A revolution: the biotherapies
"We advise patients to take anti-inflammatory when poorly during outbreaks and stop or reduce consumption of them as soon as possible" says Dr. Sibilia. It is advisable to take painkillers and do the rehabilitation, but often this is not enough. "In case of inefficiency of NSAIDs, the major, the Anti-TNF Alpha" said the doctor. The three anti-TNF use in ankylosing spondylitis are etanercept (Enbrel ®), infliximab (Remicade ®) and adamilulab (Humira ®). 10 to 20% of patients benefit. "The effectiveness of anti-TNF alpha is spectacular, the symptoms disappear quickly," says Professor Sibilia. And, most importantly, patients can stop NSAIDs. Unlike the latter, biotherapies have no gastrointestinal or renal toxicity. However, these are powerful immunosuppressants. The risks of infection, particularly the revival of an old tuberculosis which has not been processed, therefore the main side effect possible.

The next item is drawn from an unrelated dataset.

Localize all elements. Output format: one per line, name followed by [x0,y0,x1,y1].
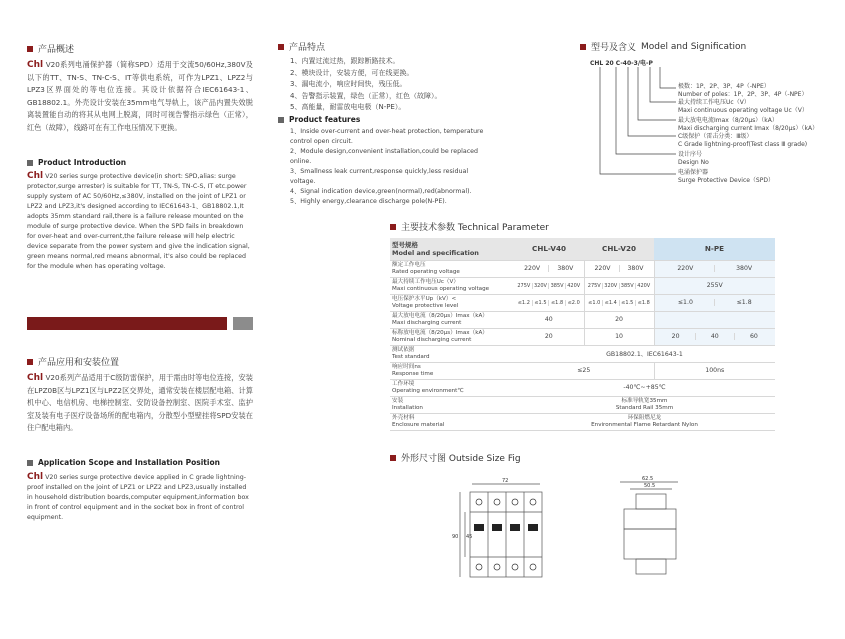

French recommendations for treatment with anti-TNF Alpha? Ankylosing spondylitis have a certain (confirmed by MRI), have noted the inefficiency of at least two or three NSAIDs including phenylbutazone, and have an active disease. "In case of poorly controlled disease or intolerance to NSAIDs, an indication of anti-TNF alpha may be discussed with the practitioner," said Jean Sibilia. In the future, more patients will benefit can be biotherapies!